Like typical bureaucrats, several city commissioners are pushing for more taxes to resolve self-created problems. Yet this follows a nearly unprecedented period of prosperity, where tax revenues poured in with the regularity of the incoming tide on the St. Johns River.
However, the answer lies within. The city has 230 full-time employees, for only 13,000 residents. That equates to one city worker for every 55 residents. In contrast, most towns and cities in Florida have a worker for every 100 residents (according to online sources).
So pare back employees. To meet the $2.5 million bounty the city contends paying-for-parking would generate, simply lay off 25 employees at an annual cost of $100,000 per person (approximately). And you don’t have to lay off any police, by the way.

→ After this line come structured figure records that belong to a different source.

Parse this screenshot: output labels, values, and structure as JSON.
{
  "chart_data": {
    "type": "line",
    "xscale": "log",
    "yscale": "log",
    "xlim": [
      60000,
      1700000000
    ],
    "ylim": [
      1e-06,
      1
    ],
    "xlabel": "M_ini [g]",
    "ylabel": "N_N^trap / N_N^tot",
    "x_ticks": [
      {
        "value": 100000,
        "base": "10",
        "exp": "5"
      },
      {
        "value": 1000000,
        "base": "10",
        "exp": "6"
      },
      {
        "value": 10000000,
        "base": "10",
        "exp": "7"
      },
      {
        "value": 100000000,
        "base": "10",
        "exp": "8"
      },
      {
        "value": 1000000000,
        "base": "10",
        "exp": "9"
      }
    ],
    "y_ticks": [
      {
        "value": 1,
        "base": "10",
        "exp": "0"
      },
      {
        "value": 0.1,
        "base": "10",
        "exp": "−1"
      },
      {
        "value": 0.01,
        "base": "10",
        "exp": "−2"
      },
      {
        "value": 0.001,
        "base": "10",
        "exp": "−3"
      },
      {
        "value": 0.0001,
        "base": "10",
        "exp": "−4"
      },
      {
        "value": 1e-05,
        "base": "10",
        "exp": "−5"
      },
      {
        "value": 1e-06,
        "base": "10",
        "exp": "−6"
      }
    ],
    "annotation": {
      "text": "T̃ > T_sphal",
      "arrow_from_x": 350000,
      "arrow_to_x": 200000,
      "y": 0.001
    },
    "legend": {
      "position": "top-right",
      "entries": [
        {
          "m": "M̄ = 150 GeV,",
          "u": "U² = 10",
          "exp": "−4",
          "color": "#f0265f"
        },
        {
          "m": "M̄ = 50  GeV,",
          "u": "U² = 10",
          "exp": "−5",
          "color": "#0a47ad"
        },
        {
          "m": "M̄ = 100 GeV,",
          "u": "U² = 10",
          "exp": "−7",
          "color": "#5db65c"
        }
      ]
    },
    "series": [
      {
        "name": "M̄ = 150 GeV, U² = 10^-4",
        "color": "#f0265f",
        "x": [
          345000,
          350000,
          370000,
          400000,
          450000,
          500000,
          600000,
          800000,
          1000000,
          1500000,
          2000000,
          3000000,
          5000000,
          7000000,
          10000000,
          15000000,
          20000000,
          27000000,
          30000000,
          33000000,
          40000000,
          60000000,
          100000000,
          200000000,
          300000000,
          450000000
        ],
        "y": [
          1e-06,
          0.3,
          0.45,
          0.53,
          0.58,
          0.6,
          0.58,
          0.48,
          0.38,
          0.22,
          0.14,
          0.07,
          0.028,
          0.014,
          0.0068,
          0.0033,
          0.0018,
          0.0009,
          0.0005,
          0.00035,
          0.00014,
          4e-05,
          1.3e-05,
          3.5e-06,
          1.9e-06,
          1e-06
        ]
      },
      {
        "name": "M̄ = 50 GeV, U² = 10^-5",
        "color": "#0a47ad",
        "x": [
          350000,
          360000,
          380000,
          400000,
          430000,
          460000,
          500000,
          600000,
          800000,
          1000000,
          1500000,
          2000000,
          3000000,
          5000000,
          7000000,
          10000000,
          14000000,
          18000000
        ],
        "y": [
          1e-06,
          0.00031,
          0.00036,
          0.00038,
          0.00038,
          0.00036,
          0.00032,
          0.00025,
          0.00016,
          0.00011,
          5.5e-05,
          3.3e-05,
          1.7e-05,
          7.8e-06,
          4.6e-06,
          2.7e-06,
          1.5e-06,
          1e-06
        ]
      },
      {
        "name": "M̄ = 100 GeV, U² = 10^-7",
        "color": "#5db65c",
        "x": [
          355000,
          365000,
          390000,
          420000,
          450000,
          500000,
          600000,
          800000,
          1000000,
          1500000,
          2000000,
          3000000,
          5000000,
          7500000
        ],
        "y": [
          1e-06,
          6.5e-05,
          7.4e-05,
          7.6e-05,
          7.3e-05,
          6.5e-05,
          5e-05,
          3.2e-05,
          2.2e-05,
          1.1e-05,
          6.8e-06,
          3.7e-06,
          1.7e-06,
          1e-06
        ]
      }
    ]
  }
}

For a yet-to-be specified replacement for the existing Brett’s Waterway Café building and the wooden pier it sits on, another $8 million would be required. And probably another couple million for a sea wall, which is a concrete monument to the ineffectiveness of government.
As fortune would have it, the city’s assets exceed $100 million in appraised value. The street value would be much more.
So sell property and equipment that is unneeded. A couple of examples would be the old fire station just off South Fletcher Avenue, or one of the fairways at the municipal golf course or one of the runways at the airport.
If you search for Fernandina Beach on the Nassau County Property Appraisers website, you’ll find a library of assets we could sell (with accompanying values). Therefore, with a few layoffs and a few sales, all the hopes and dreams of fiscally negligent city officials can become reality.
The nagging conundrum would be rectified within six months. None of the projects is pressing, so waiting for the layoffs and sales is not a problem. The problem lies in ignoring this pathway of frugality.
What will happen when there is another brutal recession – and tax receipts decline? Will the city tighten its tax rate so much that it strangles residents or businesses? We cannot continue down the current path. Taxing and spending your way to financial bliss is unattainable (look at the previous Biden administration).
In the meantime, restaurants and stores are opening with abandon on the south end of the island, as well as in Yulee. This is prime competition for downtown businesses.
Already, you hear complaints about inadequate parking in downtown. When you then charge for parking, it gets even stickier. Will residents and tourists alike take on the downtown parking woes?
At some point, they won’t. They’ll stay on the south end, like at one of our prestigious resorts, or head down the Amelia Island Parkway to restaurants and shops off the island.
In summary, the city’s inept government must curtail its insatiable appetite for spending, and curb its never-ending pursuit of taxes and fees to pay for it. Is that simple enough? Let’s not over-complicate things.

Steve Nicklas is a financial advisor and columnist who lives and works in Nassau County.